Students work one-on-one with me determining the atomic structure of glass and its relationship to the physical properties of glass. In other words, we try to understand how glasses behave at a dimension of less than a billionth of a meter. We even make new-to-the-world glasses with unusual compositions and we use a variety of in-house methods that can cool liquids at 100,000 oC/s or heat our samples to nearly 3000 oC. We study silicates, borates (my personal favorite), germinates, vanadates (we discovered many of these glasses), heavy metal glasses like those made of bismuth oxide, aluminates, antimony and tellurium glasses, and many more.
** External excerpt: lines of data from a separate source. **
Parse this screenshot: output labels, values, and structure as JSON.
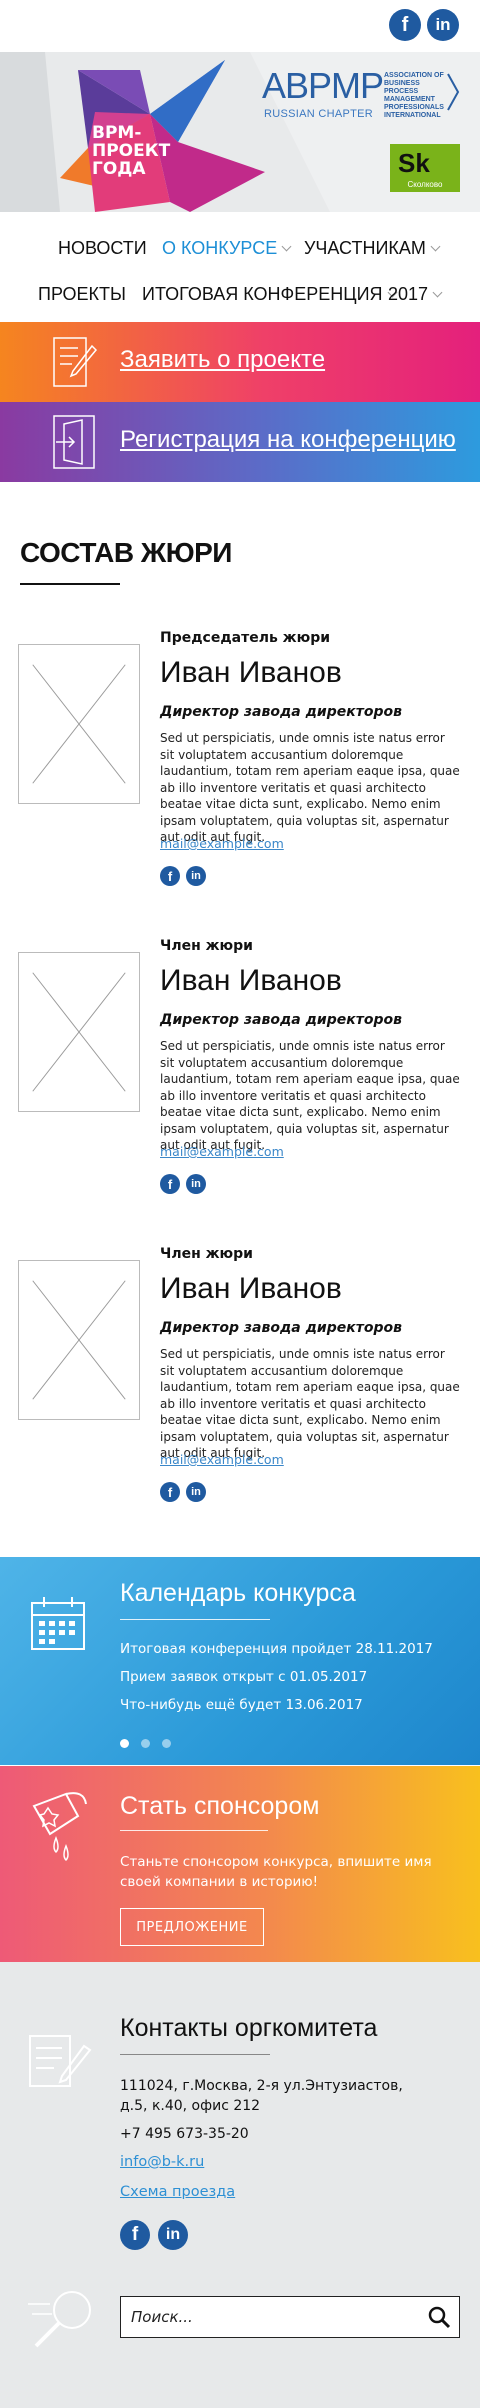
{
  "social": {
    "facebook": "f",
    "linkedin": "in"
  },
  "header": {
    "logo_title": "BPM-проект года",
    "partner": {
      "main": "ABPMP",
      "sub": "RUSSIAN CHAPTER",
      "assoc": "Association of Business Process Management Professionals International"
    },
    "skolkovo": {
      "mark": "Sk",
      "name": "Сколково"
    }
  },
  "nav": {
    "items": [
      {
        "label": "Новости"
      },
      {
        "label": "О конкурсе",
        "active": true
      },
      {
        "label": "Участникам"
      },
      {
        "label": "Проекты"
      },
      {
        "label": "Итоговая конференция"
      },
      {
        "label": "2017"
      }
    ]
  },
  "cta": {
    "apply": "Заявить о проекте",
    "register": "Регистрация на конференцию"
  },
  "jury": {
    "title": "Состав жюри",
    "members": [
      {
        "role": "Председатель жюри",
        "name": "Иван Иванов",
        "position": "Директор завода директоров",
        "bio": "Sed ut perspiciatis, unde omnis iste natus error sit voluptatem accusantium doloremque laudantium, totam rem aperiam eaque ipsa, quae ab illo inventore veritatis et quasi architecto beatae vitae dicta sunt, explicabo. Nemo enim ipsam voluptatem, quia voluptas sit, aspernatur aut odit aut fugit.",
        "email": "mail@example.com"
      },
      {
        "role": "Член жюри",
        "name": "Иван Иванов",
        "position": "Директор завода директоров",
        "bio": "Sed ut perspiciatis, unde omnis iste natus error sit voluptatem accusantium doloremque laudantium, totam rem aperiam eaque ipsa, quae ab illo inventore veritatis et quasi architecto beatae vitae dicta sunt, explicabo. Nemo enim ipsam voluptatem, quia voluptas sit, aspernatur aut odit aut fugit.",
        "email": "mail@example.com"
      },
      {
        "role": "Член жюри",
        "name": "Иван Иванов",
        "position": "Директор завода директоров",
        "bio": "Sed ut perspiciatis, unde omnis iste natus error sit voluptatem accusantium doloremque laudantium, totam rem aperiam eaque ipsa, quae ab illo inventore veritatis et quasi architecto beatae vitae dicta sunt, explicabo. Nemo enim ipsam voluptatem, quia voluptas sit, aspernatur aut odit aut fugit.",
        "email": "mail@example.com"
      }
    ]
  },
  "calendar": {
    "title": "Календарь конкурса",
    "events": [
      "Итоговая конференция пройдет 28.11.2017",
      "Прием заявок открыт с 01.05.2017",
      "Что-нибудь ещё будет 13.06.2017"
    ]
  },
  "sponsor": {
    "title": "Стать спонсором",
    "text": "Станьте спонсором конкурса, впишите имя своей компании в историю!",
    "button": "Предложение"
  },
  "contacts": {
    "title": "Контакты оргкомитета",
    "address_line1": "111024, г.Москва, 2-я ул.Энтузиастов,",
    "address_line2": "д.5, к.40, офис 212",
    "phone": "+7 495 673-35-20",
    "email": "info@b-k.ru",
    "map_link": "Схема проезда"
  },
  "search": {
    "placeholder": "Поиск..."
  },
  "colors": {
    "accent": "#1d8fd6",
    "facebook": "#1f5aa0",
    "link": "#2e90d4"
  }
}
We determine the atomic structure using a number of modern and cool techniques:
Nuclear Magnetic Resonance (known as NMR and it is the same technique as MRI), Neutron Scattering, Raman Spectroscopy, Infrared Spectroscopy, and modern calculational tools. This allows us to literally find where the atoms are in glass—surprisingly since glass is an inherently disordered material. We do this work all around the world—England, France, Italy, China, Japan, Canada, USA, Greece, Brazil, and more.
We compare the structure to a number of important physical properties including: density and packing efficiencies; thermal properties including the softening temperature (also known as the glass transition temperature), the crystallization temperatures, the specific heat; the velocity of sound in glass and the various strength parameters. The comparison is done using computer models, many of which we develop in house.
With this information we give talks and write journal papers together as we participate in the active world-wide scientific community that studies these wonderful materials. We are especially active in this respect and have over 130 articles in the literature with student co-authors, many times students are the lead authors. In short, our program is both well-known and respected in the scientific world. We have had National Science Foundation funding for over 25 straight years, an incredible achievement.
Well over 200 students have done this sort of work with my colleague Prof. Affatigato and me since 1980. They have gone on to many great and even distinguished careers. Unemployment is virtually unknown. About ¾ of these students have gone on to the best graduate schools in the nation. A few of the university examples include Harvard, Yale, Northwestern, Brown, Vanderbilt, UC Davis, UC San Diego, Georgia Tech, Washington University (St. Louis), Stanford, UCLA, Iowa, Iowa State, Minnesota, LeHigh, and Colorado.